Terry’s Columns Chicken Money Challenge Ahead

Chicken Money Challenge Ahead

By Terry Savage on September 10, 2025

Savers are about to face the most significant financial challenge of all – the challenge of self-discipline.

Short term interest rates are dropping. Short-term 6-month T-bill rates have already fallen significantly below 4%, down from a high of 4.75% one year ago this month, and 5.5% two years ago. Expect CD rates to follow quickly.

If you were planning to live on the interest you earned, it’s time to revise your budget – not your asset allocation. And that’s where self-discipline comes in.

It was pretty easy to sit on the sidelines of a roaring stock market when you were earning well over 4% on safe “chicken money” investments such as short-term CDs, T-bills, and even money market accounts. You had set aside an appropriate portion of your financial assets in these boring but safe investments that let you sleep at night.

After all, the definition of “chicken money” is money you cannot afford to lose. So, you take no risks – no AI or chip stock purchases, no promised higher yields on real estate or oil deals, no speculation on crypto. At least, not with your chicken money. That sits safely on the sidelines in guaranteed safe, liquid, interest-bearing short-term accounts.

That peace of mind allows you to invest another portion of your retirement funds in well-chosen growth opportunities – individual stocks or mutual funds. You know that strategy makes sense over the long run, since there has never been a 20-year period when you would have lost money in a diversified stock portfolio with dividends reinvested. That’s why the S&P 500 stock index is the core of every retirement portfolio – a larger portion in your earlier accumulation years, and less but still some exposure during retirement.

Chicken Money Squawks
But now, keeping some of your nest egg safe is about to get painful. As rates fall, incomes fall.
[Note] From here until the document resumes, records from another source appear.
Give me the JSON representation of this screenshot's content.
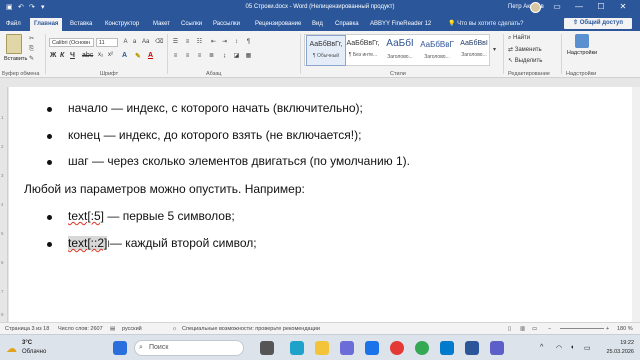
{
  "titlebar": {
    "title": "05 Строки.docx  -  Word (Нелицензированный продукт)",
    "user": "Петр Акимов",
    "minimize": "—",
    "maximize": "☐",
    "close": "✕"
  },
  "tabs": [
    "Файл",
    "Главная",
    "Вставка",
    "Конструктор",
    "Макет",
    "Ссылки",
    "Рассылки",
    "Рецензирование",
    "Вид",
    "Справка",
    "ABBYY FineReader 12"
  ],
  "active_tab": "Главная",
  "tell_me": "Что вы хотите сделать?",
  "share": "Общий доступ",
  "ribbon": {
    "paste": "Вставить",
    "clipboard_group": "Буфер обмена",
    "font_name": "Calibri (Основн",
    "font_size": "11",
    "font_group": "Шрифт",
    "paragraph_group": "Абзац",
    "styles_group": "Стили",
    "editing_group": "Редактирование",
    "addins_group": "Надстройки",
    "addins_button": "Надстройки",
    "find": "Найти",
    "replace": "Заменить",
    "select": "Выделить",
    "styles": [
      {
        "sample": "АаБбВвГг,",
        "name": "¶ Обычный"
      },
      {
        "sample": "АаБбВвГг,",
        "name": "¶ Без инте..."
      },
      {
        "sample": "АаБбI",
        "name": "Заголово..."
      },
      {
        "sample": "АаБбВвГ",
        "name": "Заголово..."
      },
      {
        "sample": "АаБбВвІ",
        "name": "Заголово..."
      }
    ]
  },
  "doc": {
    "b1": "начало — индекс, с которого начать (включительно);",
    "b2": "конец — индекс, до которого взять (не включается!);",
    "b3": "шаг — через сколько элементов двигаться (по умолчанию 1).",
    "para": "Любой из параметров можно опустить. Например:",
    "b4_code": "text[:5]",
    "b4_rest": " — первые 5 символов;",
    "b5_code": "text[::2]",
    "b5_rest": "— каждый второй символ;"
  },
  "ruler_numbers": [
    "1",
    "2",
    "3",
    "4",
    "5",
    "6",
    "7",
    "8"
  ],
  "status": {
    "page": "Страница 3 из 18",
    "words": "Число слов: 2607",
    "lang": "русский",
    "accessibility": "Специальные возможности: проверьте рекомендации",
    "zoom": "180 %"
  },
  "taskbar": {
    "temp": "3°C",
    "weather": "Облачно",
    "search": "Поиск",
    "time": "19:22",
    "date": "25.03.2026",
    "icons": [
      "windows-start",
      "search",
      "task-view",
      "edge",
      "explorer",
      "store",
      "mail",
      "yandex",
      "chrome",
      "vscode",
      "word",
      "teams"
    ]
  }
}
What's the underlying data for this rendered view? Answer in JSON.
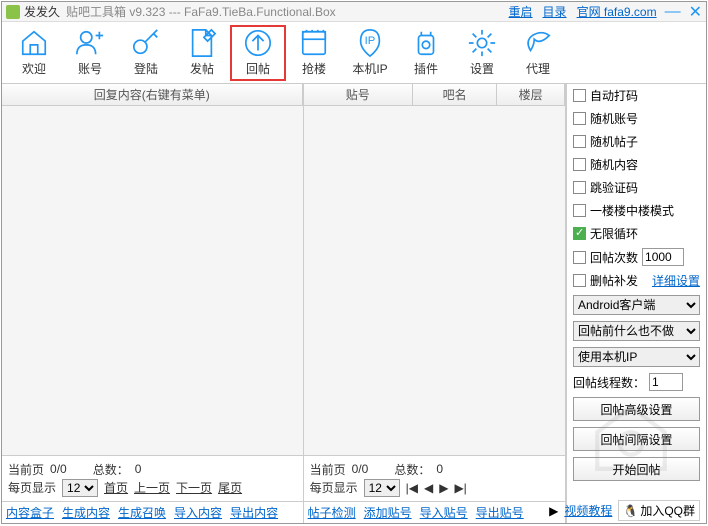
{
  "titlebar": {
    "app_name": "发发久",
    "subtitle": "贴吧工具箱 v9.323 --- FaFa9.TieBa.Functional.Box",
    "restart": "重启",
    "catalog": "目录",
    "official": "官网 fafa9.com"
  },
  "toolbar": {
    "items": [
      {
        "label": "欢迎"
      },
      {
        "label": "账号"
      },
      {
        "label": "登陆"
      },
      {
        "label": "发帖"
      },
      {
        "label": "回帖"
      },
      {
        "label": "抢楼"
      },
      {
        "label": "本机IP"
      },
      {
        "label": "插件"
      },
      {
        "label": "设置"
      },
      {
        "label": "代理"
      }
    ]
  },
  "left_grid": {
    "col_reply": "回复内容(右键有菜单)"
  },
  "mid_grid": {
    "col_tie": "贴号",
    "col_ba": "吧名",
    "col_floor": "楼层"
  },
  "pager_left": {
    "current": "当前页",
    "pages": "0/0",
    "total_lbl": "总数：",
    "total_val": "0",
    "perpage": "每页显示",
    "perpage_val": "12",
    "first": "首页",
    "prev": "上一页",
    "next": "下一页",
    "last": "尾页"
  },
  "pager_mid": {
    "current": "当前页",
    "pages": "0/0",
    "total_lbl": "总数：",
    "total_val": "0",
    "perpage": "每页显示",
    "perpage_val": "12"
  },
  "links_left": {
    "a": "内容盒子",
    "b": "生成内容",
    "c": "生成召唤",
    "d": "导入内容",
    "e": "导出内容"
  },
  "links_mid": {
    "a": "帖子检测",
    "b": "添加贴号",
    "c": "导入贴号",
    "d": "导出贴号"
  },
  "options": {
    "auto_code": "自动打码",
    "rand_acc": "随机账号",
    "rand_tie": "随机帖子",
    "rand_content": "随机内容",
    "skip_verify": "跳验证码",
    "floor_mode": "一楼楼中楼模式",
    "infinite": "无限循环",
    "reply_count": "回帖次数",
    "reply_count_val": "1000",
    "del_sup": "删帖补发",
    "detail": "详细设置",
    "client_sel": "Android客户端",
    "before_sel": "回帖前什么也不做",
    "ip_sel": "使用本机IP",
    "threads_lbl": "回帖线程数：",
    "threads_val": "1",
    "btn_adv": "回帖高级设置",
    "btn_interval": "回帖间隔设置",
    "btn_start": "开始回帖"
  },
  "footer": {
    "video": "视频教程",
    "qq": "加入QQ群"
  }
}
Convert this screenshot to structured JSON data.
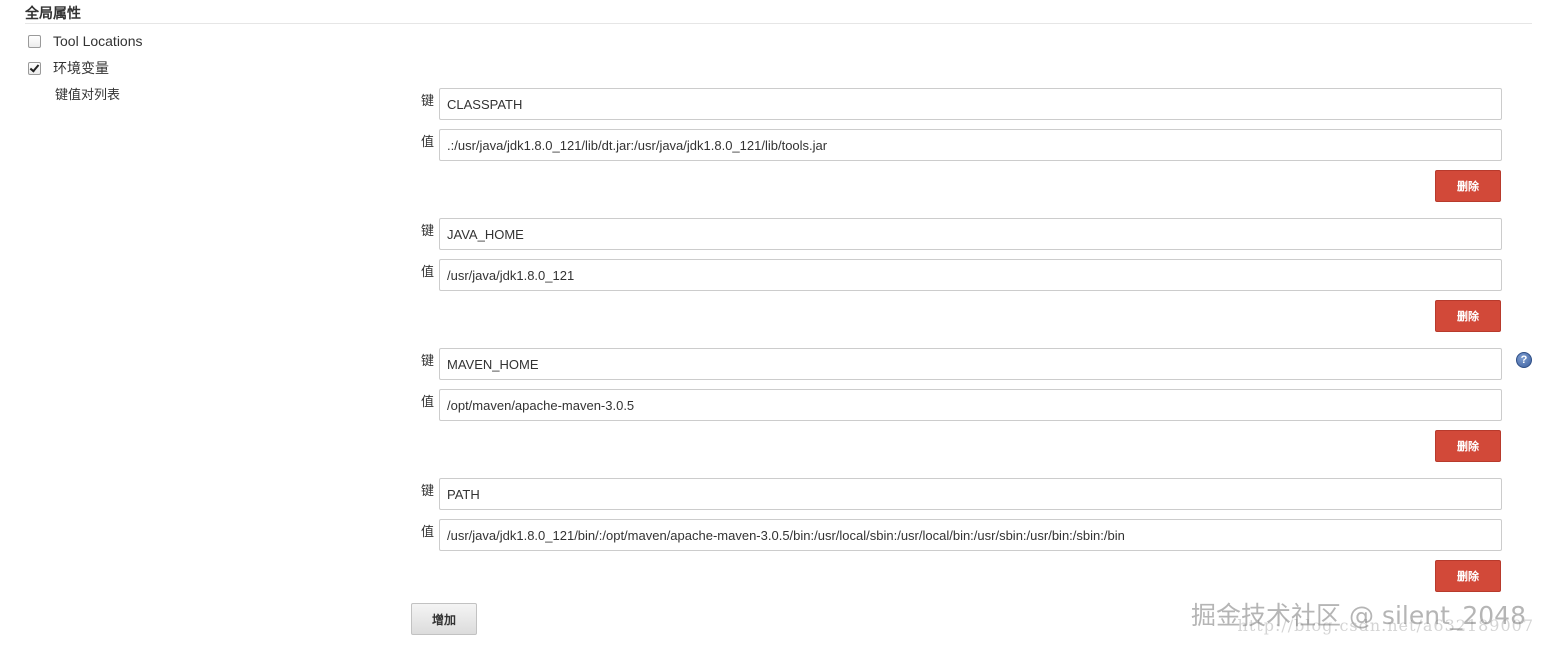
{
  "section": {
    "title": "全局属性"
  },
  "options": [
    {
      "label": "Tool Locations",
      "checked": false
    },
    {
      "label": "环境变量",
      "checked": true
    }
  ],
  "kv_list_label": "键值对列表",
  "key_label": "键",
  "value_label": "值",
  "entries": [
    {
      "key": "CLASSPATH",
      "value": ".:/usr/java/jdk1.8.0_121/lib/dt.jar:/usr/java/jdk1.8.0_121/lib/tools.jar"
    },
    {
      "key": "JAVA_HOME",
      "value": "/usr/java/jdk1.8.0_121"
    },
    {
      "key": "MAVEN_HOME",
      "value": "/opt/maven/apache-maven-3.0.5"
    },
    {
      "key": "PATH",
      "value": "/usr/java/jdk1.8.0_121/bin/:/opt/maven/apache-maven-3.0.5/bin:/usr/local/sbin:/usr/local/bin:/usr/sbin:/usr/bin:/sbin:/bin"
    }
  ],
  "delete_label": "删除",
  "add_label": "增加",
  "help_glyph": "?",
  "watermark": {
    "main": "掘金技术社区 @ silent_2048",
    "sub": "http://blog.csdn.net/a632189007"
  },
  "colors": {
    "delete_button": "#d24939",
    "help_icon": "#3c5f9e"
  }
}
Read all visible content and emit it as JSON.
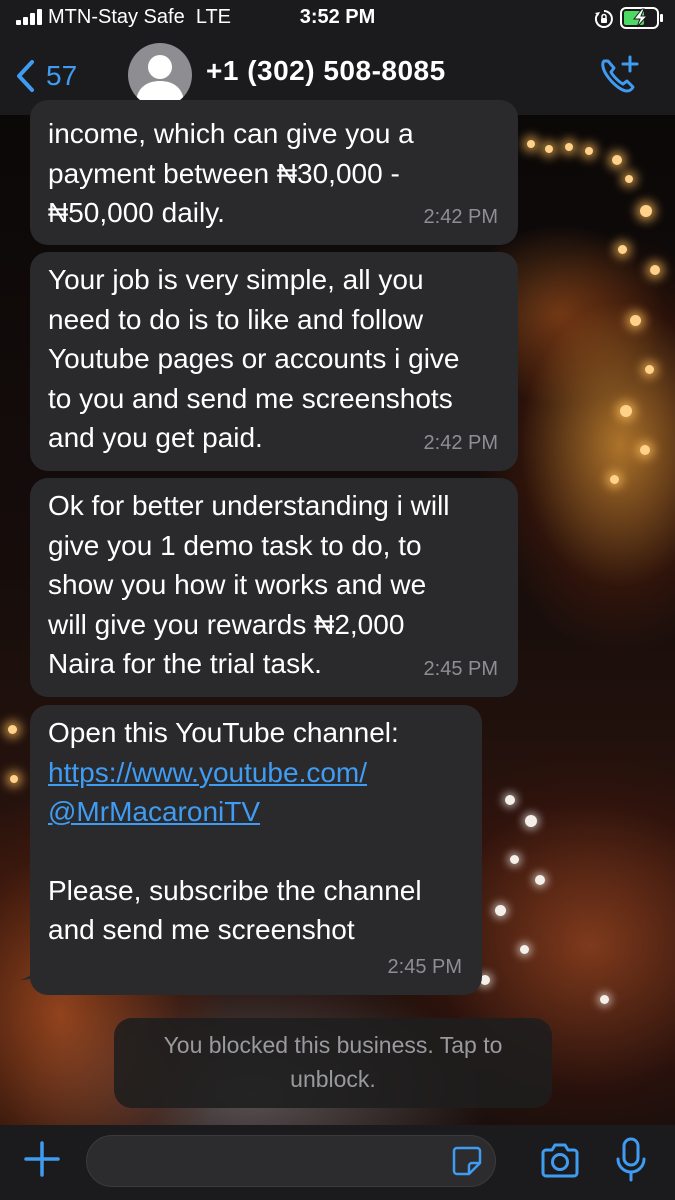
{
  "status_bar": {
    "carrier": "MTN-Stay Safe",
    "network": "LTE",
    "time": "3:52 PM"
  },
  "header": {
    "back_count": "57",
    "contact_name": "+1 (302) 508-8085"
  },
  "messages": [
    {
      "text": "income, which can give you a\npayment between ₦30,000 -\n₦50,000 daily.",
      "time": "2:42 PM"
    },
    {
      "text": "Your job is very simple, all you\nneed to do is to like and follow\nYoutube pages or accounts i give\nto you and send me screenshots\nand you get paid.",
      "time": "2:42 PM"
    },
    {
      "text": "Ok for better understanding i will\ngive you 1 demo task to do, to\nshow you how it works and we\nwill give you rewards ₦2,000\nNaira for the trial task.",
      "time": "2:45 PM"
    },
    {
      "text_before": "Open this YouTube channel:",
      "link_line1": "https://www.youtube.com/",
      "link_line2": "@MrMacaroniTV",
      "text_after": "Please, subscribe the channel\nand send me screenshot",
      "time": "2:45 PM"
    }
  ],
  "notice": {
    "line1": "You blocked this business. Tap to",
    "line2": "unblock."
  },
  "input": {
    "placeholder": ""
  },
  "colors": {
    "accent": "#3f9cf2",
    "bubble": "#2a2a2c",
    "timestamp": "#8e8e93",
    "bar": "#1b1b1d"
  },
  "icons": [
    "signal-icon",
    "rotation-lock-icon",
    "battery-charging-icon",
    "chevron-left-icon",
    "avatar-icon",
    "add-call-icon",
    "plus-icon",
    "sticker-icon",
    "camera-icon",
    "microphone-icon"
  ]
}
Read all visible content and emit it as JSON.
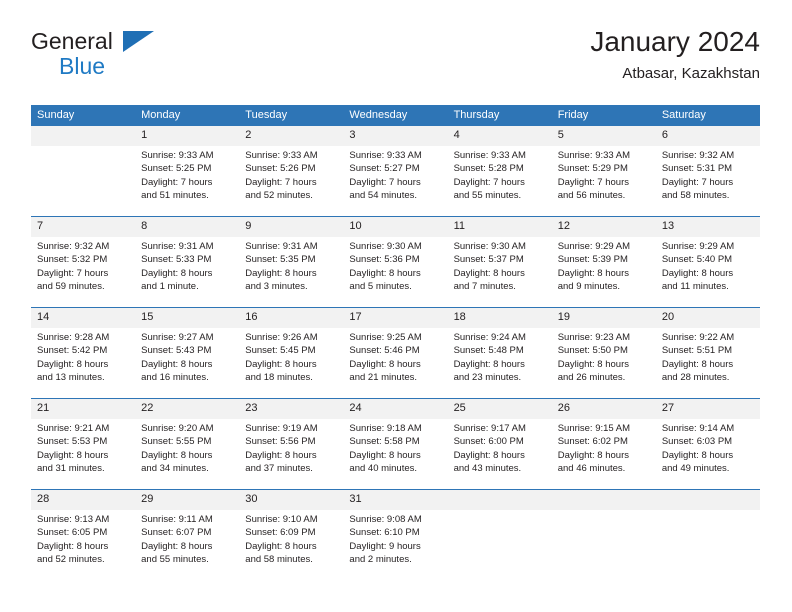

That tends to hit seniors even harder than most. Suddenly the direct-deposit of interest from your T-bill account or the new rate as your CD rolls over leave you less spendable income – just at the time you need it most.

It is exactly at this time you most need to remember the mantra of the chicken money investor:
I’m not so concerned about the return ON my money, as I am about the return OF my money!

The temptation to find alternative investments will become more compelling than ever if rates continue to slide. And the financial salespeople will be calling to take advantage of your need for income.

They’ll talk you into annuities, with promises of higher rates. You’ll fool yourself into thinking you can afford to tie the money up for years, and won’t need to pay the penalty for early withdrawal – but can you be sure?

They’ll offer “alternative investments” – everything from “private credit” to promised higher yields on special deals in real estate, energy, solar, and crypto. It happens every time. And it catches some people every time – typically people who can least afford to lose a chunk of their retirement money.

How Low Can Rates Go?
From 2010 through most of 2015, 6-month T-bills yielded less than half of one percent, at times dipping to just 0.03%. Again in 2020-2022, during the Covid pandemic, 6-month T-bill rates dipped as low as 0.06% — and stayed below 0.25% for two years as investors rushed to the safety of U.S. short-term debt, pushing rates down.

In fact, during the earlier period, when current Fed Chairman Jerome Powell was just a member of the Federal Reserve Board of Governors, I had the opportunity to question him at a press conference. I noted that European banks were paying negative interest at the time. That is, depositors were willing to pay the banks just to hold their money and keep it safe.

I asked Mr. Powell if T-bill rates in the United States could “go negative.” He fixed me with a steely stare and replied that was not going to happen!

But still, for many years savers with chicken money earned almost no interest. They had to be content knowing their money was safe – the return OF their money. They couldn’t live on their interest, but instead might have had to dip into principal when money was needed.

No one knows how low interest rates could go this time around. Inflation may return, pushing rates higher despite all the Fed’s efforts to bring them down. Or an economic slowdown could reduce the demand for borrowing, keeping rates lower. A global calamity could create a surge of demand for U.S. dollar investments, pushing rates down.

But despite low rates, you’d still have your chicken money. That’s the point of setting it aside: safety while everything else is volatile and uncertain. The trick is having the discipline to stick with your allocation to safety, even when you aren’t getting a great immediate reward in high interest rates.

In fact, that’s when you need your chicken money the most. And that’s The Savage Truth.